The second of my donated tickets got me in to hear Beethoven’s fourth piano concerto, and after the intermission, Shostakovich’s fifth symphony. I was particularly looking forward to hearing the Beethoven, since Mitsuko Uchida was the pianist, and she did not disappoint. I was sitting up toward the rear of the balcony (I went with a friend, and he took my original donated ticket, which was at the front of the the second tier side, in the second row – it seems that if you are in the rear row of one of those side tiers, the balcony itself that is between you and the stage muffles the sound somewhat, but he was sitting behind a nice lady who left at the interval and told him to take her slightly better spot, which made a difference) and from my location the differences in sound between the Beethoven and the Shostakovich bring out the plusses and minuses of being in a large concert hall. (According to Wikipedia, the main auditorium at Carnegie Hall is “enormously high.” Thanks, Wikipedia!)

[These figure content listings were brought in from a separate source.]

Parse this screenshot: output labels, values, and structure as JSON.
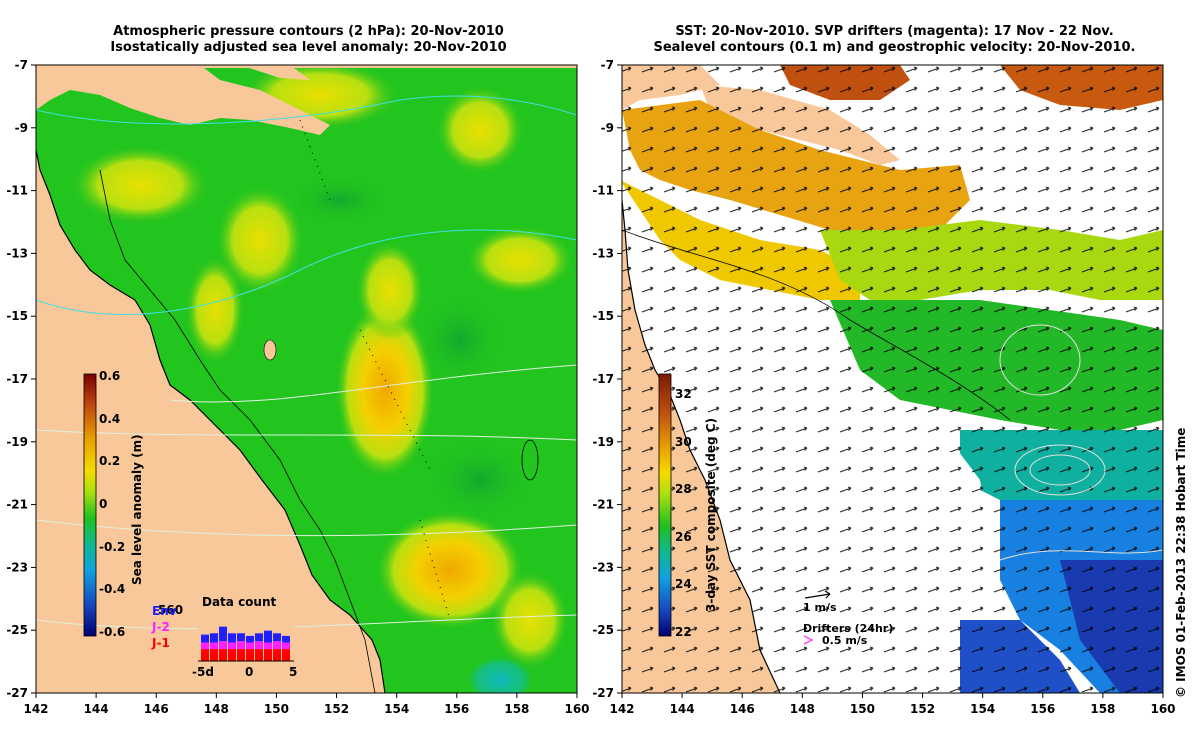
{
  "left_panel": {
    "title_line1": "Atmospheric pressure contours (2 hPa): 20-Nov-2010",
    "title_line2": "Isostatically adjusted sea level anomaly: 20-Nov-2010",
    "y_ticks": [
      "-7",
      "-9",
      "-11",
      "-13",
      "-15",
      "-17",
      "-19",
      "-21",
      "-23",
      "-25",
      "-27"
    ],
    "x_ticks": [
      "142",
      "144",
      "146",
      "148",
      "150",
      "152",
      "154",
      "156",
      "158",
      "160"
    ],
    "colorbar": {
      "title": "Sea level anomaly (m)",
      "ticks": [
        "0.6",
        "0.4",
        "0.2",
        "0",
        "-0.2",
        "-0.4",
        "-0.6"
      ],
      "colors": [
        "#8b0000",
        "#c04010",
        "#e08a00",
        "#ffcc00",
        "#c8e000",
        "#1ea81e",
        "#00b0b0",
        "#1090e0",
        "#1a3ab0",
        "#000080"
      ]
    },
    "data_count": {
      "title": "Data count",
      "max_label": "560",
      "x_labels": [
        "-5d",
        "0",
        "5"
      ],
      "legend": [
        {
          "label": "Env",
          "color": "#2020ff"
        },
        {
          "label": "J-2",
          "color": "#ff20ff"
        },
        {
          "label": "J-1",
          "color": "#ff0000"
        }
      ],
      "bars": [
        {
          "red": 0.45,
          "magenta": 0.25,
          "blue": 0.3
        },
        {
          "red": 0.45,
          "magenta": 0.25,
          "blue": 0.35
        },
        {
          "red": 0.45,
          "magenta": 0.3,
          "blue": 0.55
        },
        {
          "red": 0.45,
          "magenta": 0.25,
          "blue": 0.35
        },
        {
          "red": 0.45,
          "magenta": 0.3,
          "blue": 0.3
        },
        {
          "red": 0.45,
          "magenta": 0.25,
          "blue": 0.25
        },
        {
          "red": 0.45,
          "magenta": 0.3,
          "blue": 0.3
        },
        {
          "red": 0.45,
          "magenta": 0.25,
          "blue": 0.45
        },
        {
          "red": 0.45,
          "magenta": 0.3,
          "blue": 0.3
        },
        {
          "red": 0.45,
          "magenta": 0.25,
          "blue": 0.25
        }
      ]
    }
  },
  "right_panel": {
    "title_line1": "SST: 20-Nov-2010. SVP drifters (magenta): 17 Nov - 22 Nov.",
    "title_line2": "Sealevel contours (0.1 m) and geostrophic velocity: 20-Nov-2010.",
    "y_ticks": [
      "-7",
      "-9",
      "-11",
      "-13",
      "-15",
      "-17",
      "-19",
      "-21",
      "-23",
      "-25",
      "-27"
    ],
    "x_ticks": [
      "142",
      "144",
      "146",
      "148",
      "150",
      "152",
      "154",
      "156",
      "158",
      "160"
    ],
    "colorbar": {
      "title": "3-day SST composite (deg C)",
      "ticks": [
        "32",
        "30",
        "28",
        "26",
        "24",
        "22"
      ],
      "colors": [
        "#7a1a00",
        "#c04010",
        "#e08a00",
        "#ffcc00",
        "#c8e000",
        "#1ea81e",
        "#00b0b0",
        "#1090e0",
        "#1a3ab0",
        "#000080"
      ]
    },
    "velocity_scale": "1 m/s",
    "drifters_label": "Drifters (24hr)",
    "drifters_speed": "0.5 m/s"
  },
  "credit": "© IMOS 01-Feb-2013 22:38 Hobart Time",
  "colors": {
    "land": "#f8c89a",
    "ocean_green": "#22c41e",
    "sst_white": "#ffffff"
  }
}
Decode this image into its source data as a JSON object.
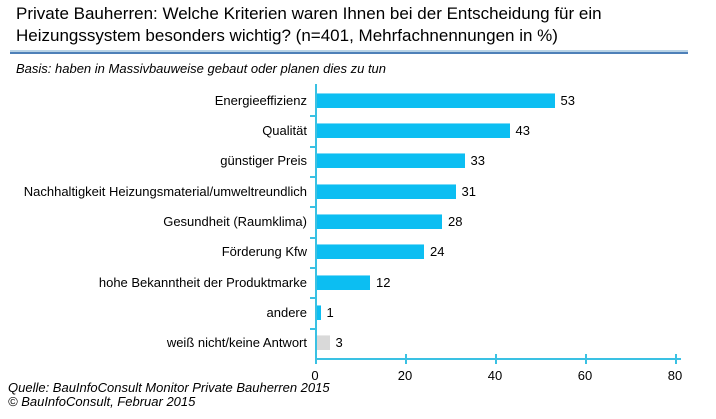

The orchestra for the Beethoven concerto was smaller, and although I could hear both piano and orchestra just fine, I wanted to be a little closer to the stage – especially during the finale. None of the details got lost, but the edges of the notes were softened: I felt like I was hearing more reverb or resonance than I might have if seated closer in and lower down. This is not necessarily a bad thing. During the first movement of the Shostakovich, I noticed that softening effect meant that, for example, all the violins tended to blend together – you really get a sense that the sound produced by tens of violins from a large distance is a completely different animal than one violin right up close. But anyway. Distance or not, I was very absorbed in Uchida’s Beethoven. It was one of those performances where you reach the end and you realize just how deeply you’ve been sucked into it. Even from the way back of the balcony, the cadenza of the first movement, and the shape of the relatively short second movement – this is some serious piano playing.
With the Shostakovich symphony I definitely did not need to be any closer than I was. This piece can be and in this case was blindingly intense, and one thing I do like about large concert halls like this one is the sheer range of sound. The finale of this symphony is huge, but in the movement just preceding it, the largo, you can hear even the softest of the violin bits. The contrast in scale is amazing. (Also, hearing a big symphony orchestra from far above is pretty neat – during the first movement, I was listening with my eyes closed, and the contrast between all the strings, and then all the winds, is much greater than you get a sense of on recordings, and you can hear where everything is on the stage very sharply.) I haven’t heard this piece enough times to say that I have absorbed it, but it’s interesting how you can tell when the people performing it have. There is a quality to a well thought out interpretation that you can hear even if you don’t know the piece itself well enough to pick out what makes the interpretation distinct from others. As with the Beethoven, it was only when we got to the end of it that I found myself thinking about how much sense it made.